Consider a sequence of jointly distributed random variables \(Z_{1}, Z_{2}, \ldots\) , \(Z_{n}\) defined on the same probability space \(S\) on which a probability function \(P[\cdot]\) has been defined. Let \(Z\) be another random variable defined on the same probability space. The notion of the convergence of the sequence of random variables \(Z_{n}\) to the random variable \(Z\) can be defined in several ways.
We consider first the notion of convergence with probability one . We say that \(Z_{n}\) converges to \(Z\) with probability one if \(P\left[\lim_{n \rightarrow \infty} Z_{n}=Z\right]=1\) or, in words, if for almost all members \(s\) of the probability space \(S\) on which the random variables are defined \(\lim _{n \rightarrow \infty} Z_{n}(s)=Z(s)\) . To prove that a sequence of random variables \(Z_{n}\) converges with probability one is often technically a difficult problem. Consequently, two other types of convergence of random variables, called, respectively, convergence in mean square and convergence in probability , have been introduced in probability theory. These modes of convergence are simpler to deal with than convergence with probability one and at the same time are conceptually similar to it.

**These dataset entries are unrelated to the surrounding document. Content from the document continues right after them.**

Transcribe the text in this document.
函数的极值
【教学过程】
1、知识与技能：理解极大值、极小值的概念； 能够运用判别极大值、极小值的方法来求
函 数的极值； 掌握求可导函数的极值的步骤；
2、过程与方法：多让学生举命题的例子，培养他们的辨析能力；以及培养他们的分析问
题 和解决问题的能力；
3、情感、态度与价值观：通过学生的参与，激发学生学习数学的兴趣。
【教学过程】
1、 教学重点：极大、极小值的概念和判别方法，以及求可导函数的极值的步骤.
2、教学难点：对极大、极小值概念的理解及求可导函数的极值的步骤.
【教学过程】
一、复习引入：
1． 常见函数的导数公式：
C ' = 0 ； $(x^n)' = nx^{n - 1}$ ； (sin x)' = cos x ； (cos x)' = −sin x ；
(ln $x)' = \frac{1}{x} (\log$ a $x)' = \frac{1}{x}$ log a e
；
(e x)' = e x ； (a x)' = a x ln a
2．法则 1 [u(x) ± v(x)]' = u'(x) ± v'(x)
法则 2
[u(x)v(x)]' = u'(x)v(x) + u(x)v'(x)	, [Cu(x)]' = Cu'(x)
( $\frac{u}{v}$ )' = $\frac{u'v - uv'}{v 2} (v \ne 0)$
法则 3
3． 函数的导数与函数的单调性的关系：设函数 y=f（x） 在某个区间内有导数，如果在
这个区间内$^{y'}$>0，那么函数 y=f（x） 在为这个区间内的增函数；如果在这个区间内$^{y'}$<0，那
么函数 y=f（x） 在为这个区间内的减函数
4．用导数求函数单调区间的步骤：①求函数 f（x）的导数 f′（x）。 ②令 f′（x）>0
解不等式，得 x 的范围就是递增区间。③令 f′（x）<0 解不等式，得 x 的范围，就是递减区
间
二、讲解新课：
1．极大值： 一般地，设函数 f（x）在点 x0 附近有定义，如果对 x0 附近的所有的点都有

The sequence \(Z_{1}, Z_{2}, \ldots, Z_{n}\) is said to converge in mean square to the random variable \(Z\) , denoted \(l.i.m. _{n \rightarrow \infty} Z_{n}=Z\) if \(\lim_{n \rightarrow \infty} E\left[(Z_n - Z)^2\right] = 0\) or, in words, if the mean square difference between \(Z_{n}\) and \(Z\) tends to 0.

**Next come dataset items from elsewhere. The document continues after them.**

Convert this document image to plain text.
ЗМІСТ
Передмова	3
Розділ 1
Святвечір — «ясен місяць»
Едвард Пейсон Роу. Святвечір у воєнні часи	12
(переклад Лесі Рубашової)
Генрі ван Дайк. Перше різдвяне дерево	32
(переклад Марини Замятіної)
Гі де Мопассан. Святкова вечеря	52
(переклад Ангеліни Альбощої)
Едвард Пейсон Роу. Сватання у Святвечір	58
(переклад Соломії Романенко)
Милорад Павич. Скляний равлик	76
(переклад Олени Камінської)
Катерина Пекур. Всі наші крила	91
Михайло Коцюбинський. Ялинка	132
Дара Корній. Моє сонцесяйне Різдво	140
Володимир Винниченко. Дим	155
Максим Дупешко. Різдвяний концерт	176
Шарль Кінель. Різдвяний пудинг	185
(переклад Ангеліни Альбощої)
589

The sequence \(Z_{1}, Z_{2}, \ldots, Z_{n}\) is said to converge in probability to the random variable \(Z\) , denoted \(\operatorname{plim}_{n \rightarrow \infty} Z_{n}=Z\) if for every positive number \(\epsilon\) \[\lim _{n \rightarrow \infty} P\left[\left|Z_{n}-Z\right|>\epsilon\right]=0. \tag{1.1}\] Equation (1.1) may be expressed in words: for any fixed difference \(\epsilon\) the probability of the event that \(Z_{n}\) and \(Z\) differ by more than \(\epsilon\) becomes arbitrarily close to 0 as \(n\) tends to infinity.
Convergence in probability derives its importance from the fact that, like convergence with probability one, no moments need exist before it can be considered, as is the case with convergence in mean square. It is immediate that if convergence in mean square holds then so does convergence in probability; one need only consider the following form of Chebyshev’s inequality: for any \(\epsilon>0\)

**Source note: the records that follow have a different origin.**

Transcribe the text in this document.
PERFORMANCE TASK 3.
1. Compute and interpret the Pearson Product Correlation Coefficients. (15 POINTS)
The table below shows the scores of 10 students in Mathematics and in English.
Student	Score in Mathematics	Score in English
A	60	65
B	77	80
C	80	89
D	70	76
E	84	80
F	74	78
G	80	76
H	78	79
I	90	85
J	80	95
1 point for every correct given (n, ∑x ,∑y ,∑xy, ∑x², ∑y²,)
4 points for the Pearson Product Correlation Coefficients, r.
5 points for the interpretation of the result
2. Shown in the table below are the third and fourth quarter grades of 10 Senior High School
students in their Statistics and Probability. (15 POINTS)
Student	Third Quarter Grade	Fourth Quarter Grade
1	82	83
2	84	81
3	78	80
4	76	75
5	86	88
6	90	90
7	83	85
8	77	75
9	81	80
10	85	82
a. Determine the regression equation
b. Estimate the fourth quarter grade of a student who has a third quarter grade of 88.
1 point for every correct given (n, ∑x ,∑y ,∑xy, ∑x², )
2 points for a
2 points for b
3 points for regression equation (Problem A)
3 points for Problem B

\[P\left[\left|Z_{n}-Z\right|>\epsilon\right] \leq \frac{1}{\epsilon^{2}} E\left[\left|Z_{n}-Z\right|^{2}\right]. \tag{1.2}\]
The relation that exists between convergence with probability one and convergence in probability is best understood by considering the following characterization of convergence with probability one, which we state without proof. Let \(Z_{1}, Z_{2}, \ldots, Z_{n}\) be a sequence of jointly distributed random variables; \(Z_{n}\) converges to the random variable \(Z\) with probability one if and only if for every \(\epsilon>0\)
\[\lim _{N \rightarrow \infty} P\left[\left(\sup _{n \geq N}\left|Z_{n}-Z\right|\right)>\epsilon\right]=0. \tag{1.3}\]
On the other hand, the sequence \(\left\{Z_{n}\right\}\) converges to \(Z\) in probability if and only if for every \(\epsilon>0\) (1.1) holds. Now, it is clear that if \(\left|Z_{N}-Z\right|>\epsilon\) , then \(\sup _{n \geq N}\left|Z_{n}-Z\right|>\epsilon\) . Consequently,
\[P\left[\left|Z_{N}-Z\right|>\epsilon\right] \leq P\left[\sup _{n \geq N}\left|Z_{n}-Z\right|>\epsilon\right],\]
and (1.3) implies (1.1). Thus, if \(Z_{n}\) converges to \(Z\) with probability one, it converges to \(Z\) in probability.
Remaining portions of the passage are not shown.